Поняв, что научные статьи не побуждают людей к действию, Шпиц и его единомышленники перешли к более наглядной, образной агитации. В 1947 году Шпиц снял черно-белый фильм под названием «Горе: угроза детству». Зрителю представляли одного за другим детей, которые поступали в приют счастливыми и пухлыми, а затем, в течение буквально нескольких недель, превращались в тени. Неулыбчивые, часто плачущие, они тянулись к Шпицу в отчаянной попытке найти в нем мать. На табличке, прикрепленной к кроватке одного из этих несчастных детей, было написано: «Лечение: верните ребенку мать»[35]. Второй фильм на ту же тему был снят в пятидесятые годы шотландским врачом и ученым Джеймсом Робертсоном. Название фильма говорит само за себя: «Двухлетнее дитя поступает в госпиталь». В те времена родителям госпитализированного ребенка дозволялось посещать его лишь раз в неделю на очень короткое время. Врачи и персонал были уверены, что такая изоляция необходима из гигиенических соображений и что дети от нее совершенно не страдают. Однако из фильма Робертсона следовало нечто совершенно противоположное. В нем рассказывается об очаровательной двухлетней Лоре, которая весьма уверенно вела себя по прибытии в больницу, но уже через неделю умоляла родителей забрать ее домой, а еще через неделю в разговоре с ними уже едва могла произносить членораздельные слова. «В конце фильма мы видим оцепеневшего, молчаливого и бесчувственного ребенка», – пишет Блюм[36].

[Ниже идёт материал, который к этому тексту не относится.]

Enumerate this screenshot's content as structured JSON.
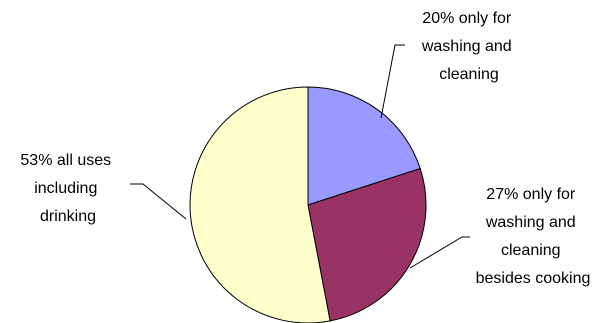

Психиатры в своем большинстве отмахнулись от всех этих усилий как от невыносимой и антинаучной сентиментальщины. Но Боулби не последовал их примеру. Фильм Робертсона произвел на него неизгладимое впечатление и утвердил его во мнении, что детям в первые годы жизни необходима любовь. В 1951 году Боулби представил Всемирной организации здравоохранения весьма тревожный доклад. «Материнский уход за ребенком – это не повинность, которую по расписанию может выполнить медицинский персонал; этот уход требует живого человеческого отношения, каковое меняет характер обоих его участников», – писал он. Впечатляющий доклад о связи между материнской заботой и душевным здоровьем ребенка поднял волну интереса, но нужны были более весомые доказательства, и Боулби решил, что сможет найти их в этологии[37].